银行和有钱的人应当运用他们的影响力,他们的影响力和工厂主相结合将是无所不能的,能够强制人们遵守这些为了普遍的安宁必须采取的措施。这些举措毫无疑问能够保证安宁,因为暂不论榜样具有的普遍影响力,最大的那些工厂中的工人们谁也不会受激进主义影响。”[14]
当时环境的要求和制度之间的不和谐还体现在另外一些事件中,尽管它们不如工人阶级的环境重要,却影响数以千计的英国人生活的舒适。
对普通公民的幸福来说,再没什么比保护他们不受抢劫与人身伤害更不可或缺。然而,即使在伦敦这种保护也不充分。直到1829年,英国的首都还没有一支正规的警察力量。[15]商人的财富只能依靠公平有效的破产法,然而,所有深谙商道的人都对破产法的状况感到震惊。在这件事上,英国的法律界和商界针锋相对。至维多利亚统治初期(1837),博文勋爵(Lord Bowen)如此描述事态的状况:
“庞大的商界就像躲避瘟疫一样逃避破产法庭,他们已经被英国破产法中的分歧吓坏、搞疯了。

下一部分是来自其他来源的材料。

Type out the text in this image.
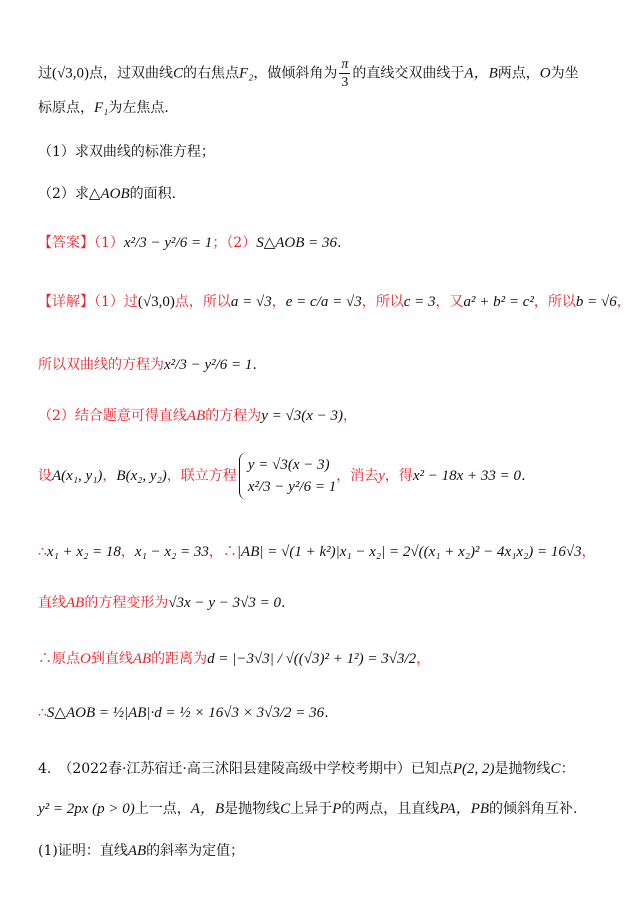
过(√3,0)点，过双曲线C的右焦点F₂，做倾斜角为 $\frac{\pi}{3}$ 的直线交双曲线于A，B两点，O为坐
标原点，F₁为左焦点.
（1）求双曲线的标准方程；
（2）求△AOB的面积.
【答案】（1）x²/3 − y²/6 = 1；（2）S△AOB = 36.
【详解】（1）过(√3,0)点，所以a = √3，e = c/a = √3，所以c = 3，又a² + b² = c²，所以b = √6，
所以双曲线的方程为x²/3 − y²/6 = 1.
（2）结合题意可得直线AB的方程为y = √3(x − 3)，
设A(x₁, y₁)，B(x₂, y₂)，联立方程
y = √3(x − 3)
x²/3 − y²/6 = 1
，消去y，得x² − 18x + 33 = 0.
∴x₁ + x₂ = 18，x₁ − x₂ = 33，∴|AB| = √(1 + k²)|x₁ − x₂| = 2√((x₁ + x₂)² − 4x₁x₂) = 16√3，
直线AB的方程变形为√3x − y − 3√3 = 0.
∴原点O到直线AB的距离为d = |−3√3| / √((√3)² + 1²) = 3√3/2，
∴S△AOB = ½|AB|·d = ½ × 16√3 × 3√3/2 = 36.
4.　（2022春·江苏宿迁·高三沭阳县建陵高级中学校考期中）已知点P(2, 2)是抛物线C：
y² = 2px (p > 0)上一点，A，B是抛物线C上异于P的两点，且直线PA，PB的倾斜角互补.
(1)证明：直线AB的斜率为定值；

纯粹的商业风险导致的重大破产案件在很大程度上都通过私人私下自愿和解的方式解决。这种方式通常容易被单个强有力的债权人的肆意妄为操纵,因此总是容易变成敲诈的工具。‘对于忠实的破产人来说,破产法庭是个恐怖之地。’对于那些狡猾的破产人来说,它成为了无限期拖延债务的手段,而破产案件高昂的费用使得很少有人靠此得救,除非是为了惩罚欺诈者或困扰那些不幸的破产者。”[16]
因此,无论从哪个角度考察1800—1830年尤其是1815—1830年间英国的社会环境,我们都能发现变迁了的社会环境与一成不变的法律之间的冲突。